On the night of the Maryland-Miami game, the Terps hosted several high school recruits on official visits. One of them, junior offensive tackle Na’Ty Rodgers of McDonough High in Pomfret, emerged blown away by both the atmosphere and, yes, the unis.
“The uniforms were tight,” Rodgers told Baltimore’s Press Box magazine. “I loved the flag on the shoulders, the colors on the helmet and especially those black-and-yellow sleeves they were wearing. I’d love to wear something like that.”
Like most sports, college football is a game of imitation. Once something new works for one team, it is quickly appropriated by everyone else. And the model for the modern uniform makeover is undoubtedly the University of Oregon team — for much of its history a middling football program that gradually turned into a powerhouse after Nike, whose co-founder, Phil Knight, is an Oregon alumnus, began designing the team’s uniforms with increasingly shocking flair in the late 1990s. After years of attracting a better class of athletes to the image it constructed through its uniforms, by 2010 the Ducks were playing in the national title game.
The Maryland makeover has unmistakable parallels to the one in Oregon, beginning with the fact Under Armour’s founder, Kevin Plank, is a Maryland alum (though unlike Knight, Plank was also a football player). For a company that has aggressively battled Nike for control of the lucrative sports apparel market, it was a logical move.
“What Kevin Plank pulled off with Maryland wouldn’t have been possible at just any school,” said John Rowady, president of Chicago-based rEvolution, a sports marketing firm. “Under Armour really needed a close partner in Maryland to pull that off. I don’t think without that alum status, he would have been able to do something so bold.”

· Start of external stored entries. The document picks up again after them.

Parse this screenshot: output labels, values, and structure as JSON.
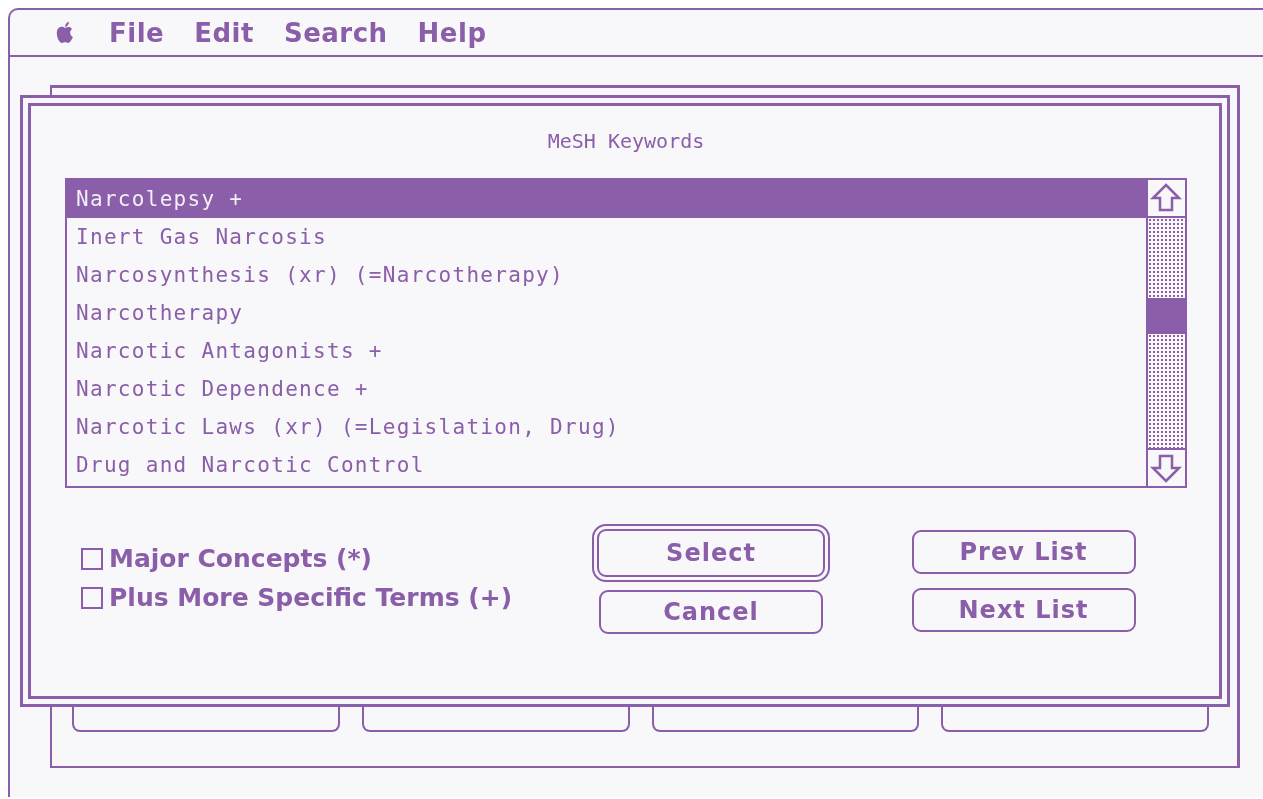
{
  "menu_bar": {
    "items": [
      "File",
      "Edit",
      "Search",
      "Help"
    ]
  },
  "dialog": {
    "title": "MeSH Keywords",
    "list": [
      {
        "label": "Narcolepsy +",
        "selected": true
      },
      {
        "label": "Inert Gas Narcosis",
        "selected": false
      },
      {
        "label": "Narcosynthesis (xr) (=Narcotherapy)",
        "selected": false
      },
      {
        "label": "Narcotherapy",
        "selected": false
      },
      {
        "label": "Narcotic Antagonists +",
        "selected": false
      },
      {
        "label": "Narcotic Dependence +",
        "selected": false
      },
      {
        "label": "Narcotic Laws (xr) (=Legislation, Drug)",
        "selected": false
      },
      {
        "label": "Drug and Narcotic Control",
        "selected": false
      }
    ],
    "options": [
      {
        "label": "Major Concepts (*)",
        "checked": false
      },
      {
        "label": "Plus More Specific Terms (+)",
        "checked": false
      }
    ],
    "buttons": [
      {
        "label": "Select",
        "default": true
      },
      {
        "label": "Cancel",
        "default": false
      }
    ],
    "list_buttons": [
      {
        "label": "Prev List"
      },
      {
        "label": "Next List"
      }
    ]
  }
}
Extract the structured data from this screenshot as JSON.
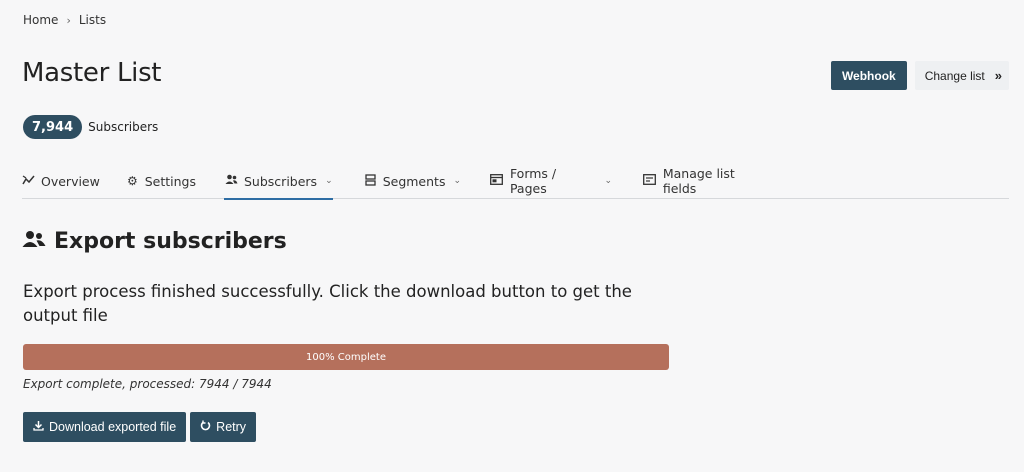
{
  "breadcrumb": {
    "home": "Home",
    "separator": "›",
    "current": "Lists"
  },
  "page": {
    "title": "Master List"
  },
  "header_actions": {
    "webhook": "Webhook",
    "change_list": "Change list",
    "change_list_icon": "»"
  },
  "subscribers_count": {
    "count": "7,944",
    "label": "Subscribers"
  },
  "tabs": [
    {
      "label": "Overview",
      "icon": "chart-line-icon",
      "glyph": "⟋",
      "dropdown": false
    },
    {
      "label": "Settings",
      "icon": "gear-icon",
      "glyph": "⚙",
      "dropdown": false
    },
    {
      "label": "Subscribers",
      "icon": "users-icon",
      "glyph": "👥",
      "dropdown": true,
      "active": true
    },
    {
      "label": "Segments",
      "icon": "segments-icon",
      "glyph": "☰",
      "dropdown": true
    },
    {
      "label": "Forms / Pages",
      "icon": "form-icon",
      "glyph": "▤",
      "dropdown": true
    },
    {
      "label": "Manage list fields",
      "icon": "fields-icon",
      "glyph": "▣",
      "dropdown": false
    }
  ],
  "caret": "⌄",
  "section": {
    "title": "Export subscribers",
    "icon": "users-icon"
  },
  "export": {
    "message": "Export process finished successfully. Click the download button to get the output file",
    "progress_percent": 100,
    "progress_label": "100% Complete",
    "note": "Export complete, processed: 7944 / 7944"
  },
  "buttons": {
    "download": "Download exported file",
    "retry": "Retry"
  },
  "colors": {
    "primary": "#2e4e61",
    "progress": "#b5705c",
    "active_tab": "#2e6da4"
  }
}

The reaction to the Terps’ Sept. 5 unveiling was immediate, intense and often negative. By the end of the night, “Maryland” and “Terrapins” (as well as “Under Armour”) were trending nationally on Twitter. (Among those who weighed in: basketball star LeBron James, who tweeted, “OH GOSH! Maryland uniforms #Ewwwwww!”)
And by the next morning, the Terrapins’ uniforms were the dominant story in the teeming sports-media sphere, with stories on NBC’s “The Today Show,” ABC’s “Good Morning America” and ESPN’s magazine-style “Outside the Lines.”
“Brilliantly ugly,” ESPN’s Michael Wilbon called the uniforms — reflecting the prevailing sentiment that the Terps’ Sept. 5 look, which the school called its “Maryland Pride collection,” was a stroke of marketing genius but an aesthetic train wreck.
“I know what these schools are trying to do, but I think it all has gone too far,” said ESPN college football analyst Lee Corso, who was an assistant coach at Maryland in the 1960s. “Maybe I’m conservative by nature, but it looks like everyone’s trying to push the envelope, trying to one-up each other. I don’t think it does anything for the sport or the schools.”
But what Corso and the rest of football’s old guard may not understand is that pushing the envelope — and one-upping each other, and possibly even going too far — is the whole point.
“What we care about is what 17- [and] 18-year old kids are thinking about where they want to play football in the next couple years,” Plank told ESPN Radio three days after the Miami game. “I think that’s what Coach Edsall is most concerned about, and I think that with that demographic we’re [doing] pretty good.”